Many such programs are now using mobile tools to improve health service access and quality, but adopting mHealth can be challenging, high-risk and costly for programs in developing countries.
Dimagi is a social enterprise/software company that has developed a proof-of-concept model for organizations to test an open-source mHealth platform, CommCare, to build mobile applications for community health workers or other frontline worker programs in low-resource settings.
Deployed in over 50 countries, CommCare is one of the most-widely used mHealth tools, leveraging the power of mobile technology to support data collection and monitoring, service delivery and decision-support, education and counseling.
The current project was called the ‘Maturity Model’ and was built on CommCare as a means of enabling partners to achieve successful, innovative and sustainable mHealth deployments in West Africa.
Based on 56 mHealth proof-of-concepts Dimagi has run globally, the Maturity Model project consisted of an assessment and discussion guide that can be used by organizations to evaluate their program’s capabilities to support an mHealth intervention.
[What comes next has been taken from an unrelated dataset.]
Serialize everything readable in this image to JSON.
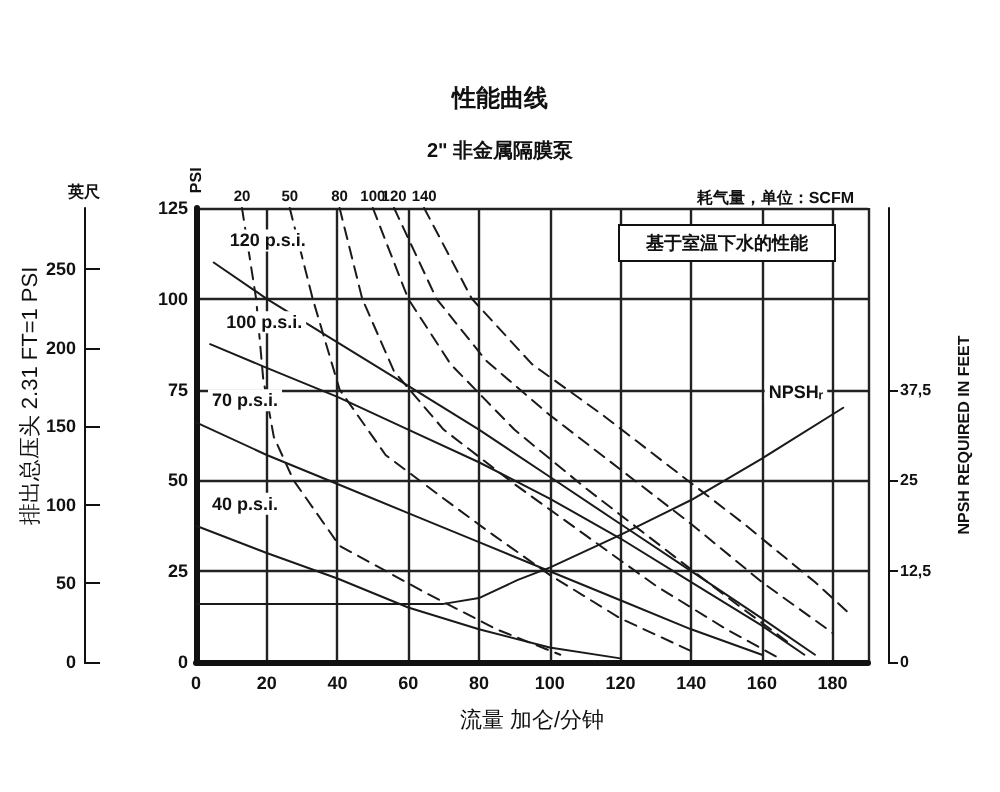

The Model is used for capacity-building for healthcare workers, as well as to help identify the barriers and key next steps for new and existing partners, to strengthen components of their mHealth program in order to prepare them to sustainably scale their intervention to more users, a larger geographic area or in new health domains.
Dimagi used the Maturity Model framework with organizations in West Africa to establish a sustainable and long-term vision for an mHealth program, based on tracking measurable progress towards an organization’s program objectives.
A total of 14 maturity assessments were completed, 19 capacity services delivered and two new capacity services developed.
As a result of the Model, a number of organizations have been able to demonstrate the impact their mHealth programs have had.
An example is a collaboration with Senegal’s National Malaria Control Program (NMCP) to use SMS-based mobile tools to prevent malaria medication stock-outs.
Users of the tool reported “the system is simple and easy to use,” with supervisors noting that the "District has henceforth access to information in real-time, not just monthly.”
Preliminary findings from this project demonstrated that the test site of Kolda experienced a greater reduction in stock-outs as compared to the control site of Médina Yoro Foulah. The test site experienced a 64% reduction in stock-out rates of two or more products, compared to 23% at the control site.
The next step in this project to assess the full impact of the tool will be to see the impact on stock-outs during peak malaria season.
The Dimagi team intends to apply for Transition To Scale (TTS) funding.